Restricting access to websites for walk in users

Restricting access to websites for walk in users

Author: Corey Wallis, Systems Librarian,
University of Adelaide Library

Last Update:12/10/2018 5:14 AM

Abstract:Describes the use of a Perl script to generate a list of domains for websites that can be accessed by walk in users of the Library.

Problem

The University of Adelaide Library makes available a number of networked computers for use by Library patrons. These computers do not require a login and are therefore available to any user who “walks in” to the Library. This type of user is typically known as a “walk in user”.

The main aim of these computers is to provide access to a limited set of resources that include:

  1. The Library catalogue;
  2. Websites listed in the Library catalogue; and
  3. Electronic resources that the Library has a subscription to.

To achieve this aim it is therefore necessary to restrict the websites that can be accessed using these computers. A proxy auto-config file is used to restrict access by walk in users to a specific set of domains. More information on the format of this file can be found at the Netscape website listed in the references section of this document.

There are in excess of 88,000 links in the catalogue representing over 3,000 distinct domain names. With the large number of links, and more being added daily, it is not feasible to manage a proxy auto-config file manually. Therefore a Perl script was developed to generate the file, based on a small number of guidelines.

Solution

To automate the generation of the proxy auto-config file a small Perl script was developed. The script is comprised of the following five files:

  1. walkin_pac_gen.pl – The Perl script that does all of the work;
  2. walkin.pac.deny.txt – A list of domains of electronic resources that should not be made available to walk in users due to license restrictions;
  3. walkin.pac.domains.txt – A list of domains that should be made available to walk in users, that are not listed in the Library catalogue;
  4. walkin.pac.header – A file containing the header of the proxy auto-config file that is static and does not change often; and
  5. walkin.pac.tlds.txt – A list of Top Level Domains, TLDs, for websites that should be made available to walk in users. For example all walk in users should be able to access Australian Government websites which have the .gov.au TLD.

Each file that lists domains can include comments about why the domain is included in the list, as well as any other notes that may be required.

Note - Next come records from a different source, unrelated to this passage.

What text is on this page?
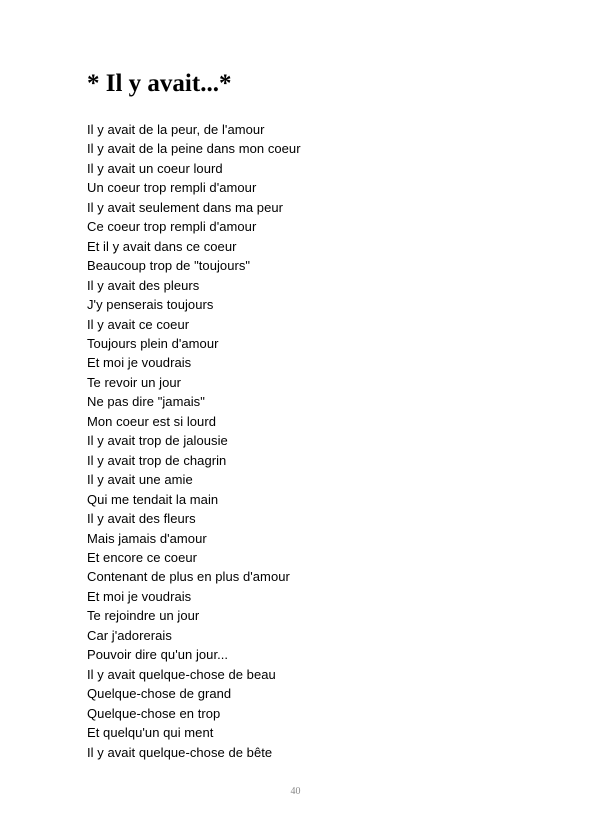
* Il y avait...*
Il y avait de la peur, de l'amour
Il y avait de la peine dans mon coeur
Il y avait un coeur lourd
Un coeur trop rempli d'amour
Il y avait seulement dans ma peur
Ce coeur trop rempli d'amour
Et il y avait dans ce coeur
Beaucoup trop de "toujours"
Il y avait des pleurs
J'y penserais toujours
Il y avait ce coeur
Toujours plein d'amour
Et moi je voudrais
Te revoir un jour
Ne pas dire "jamais"
Mon coeur est si lourd
Il y avait trop de jalousie
Il y avait trop de chagrin
Il y avait une amie
Qui me tendait la main
Il y avait des fleurs
Mais jamais d'amour
Et encore ce coeur
Contenant de plus en plus d'amour
Et moi je voudrais
Te rejoindre un jour
Car j'adorerais
Pouvoir dire qu'un jour...
Il y avait quelque-chose de beau
Quelque-chose de grand
Quelque-chose en trop
Et quelqu'un qui ment
Il y avait quelque-chose de bête
40
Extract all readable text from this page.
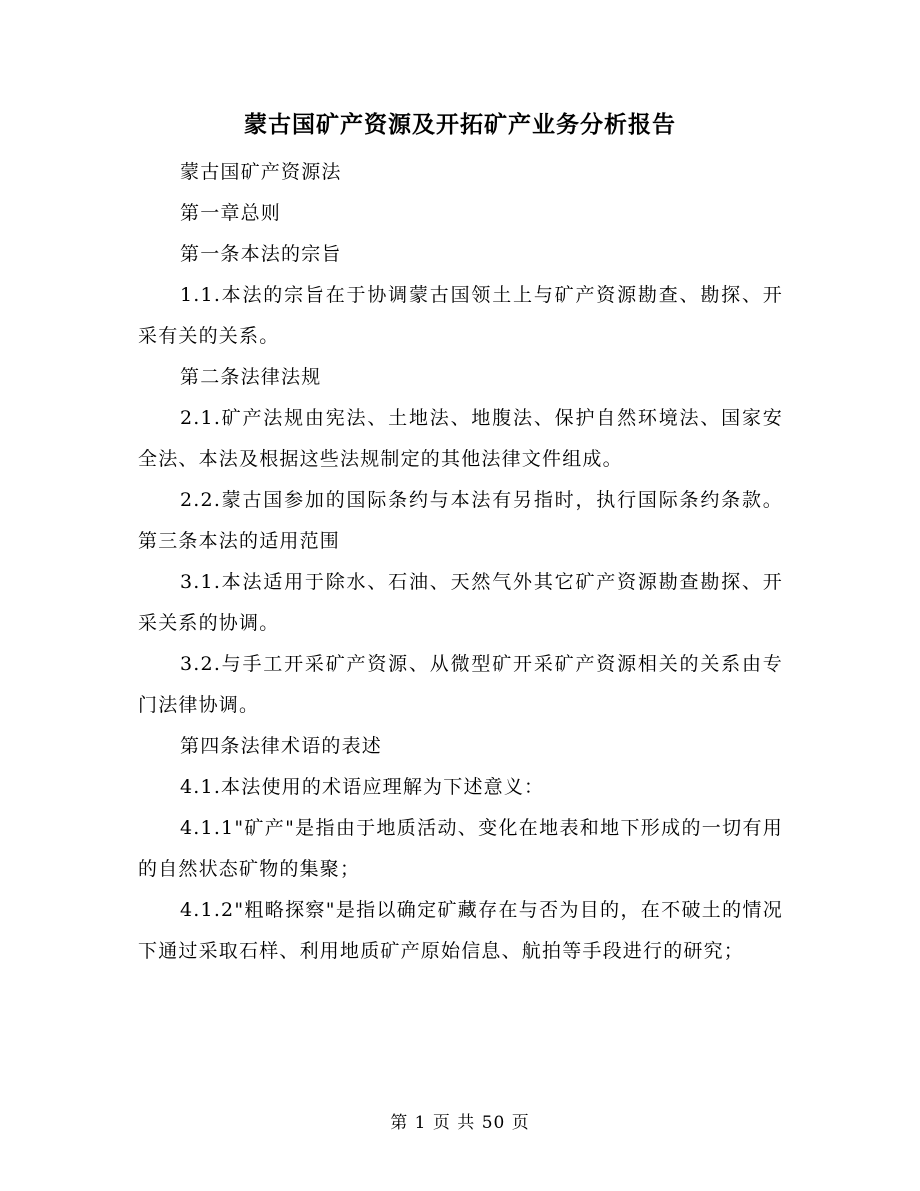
蒙古国矿产资源及开拓矿产业务分析报告

蒙古国矿产资源法

第一章总则

第一条本法的宗旨

1.1.本法的宗旨在于协调蒙古国领土上与矿产资源勘查、勘探、开采有关的关系。

第二条法律法规

2.1.矿产法规由宪法、土地法、地腹法、保护自然环境法、国家安全法、本法及根据这些法规制定的其他法律文件组成。

2.2.蒙古国参加的国际条约与本法有另指时，执行国际条约条款。第三条本法的适用范围

3.1.本法适用于除水、石油、天然气外其它矿产资源勘查勘探、开采关系的协调。

3.2.与手工开采矿产资源、从微型矿开采矿产资源相关的关系由专门法律协调。

第四条法律术语的表述

4.1.本法使用的术语应理解为下述意义：

4.1.1"矿产"是指由于地质活动、变化在地表和地下形成的一切有用的自然状态矿物的集聚；

4.1.2"粗略探察"是指以确定矿藏存在与否为目的，在不破土的情况下通过采取石样、利用地质矿产原始信息、航拍等手段进行的研究；

第 1 页 共 50 页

Access to websites outside the University network is only possible via the University proxy servers. Therefore the guidelines that underpin the script are as follows.

  1. If the requested domain ends in adelaide.edu.au, and is therefore on the University network, access the website directly and do not use the proxy server;
  2. If the requested domain ends in one of the listed TLDS, access the website via the University proxy server;
  3. If the requested domain ends in a domain retrieved from the catalogue, or listed in the walkin.pac.domains.txt file, access the website via the University proxy server; and
  4. If the requested domain is not listed in the proxy auto-config file attempt to access the website directly. This access attempt will fail as all access to websites outside the University network must go through the University proxy servers.

Samples of the four supporting files are provided in the following sections.

Sample - walkin.pac.deny.txt

# A list of domains that should not be included in the walkin.pac file

# Place each domain on a new line

# To ensure correct operation, start each domain with a "."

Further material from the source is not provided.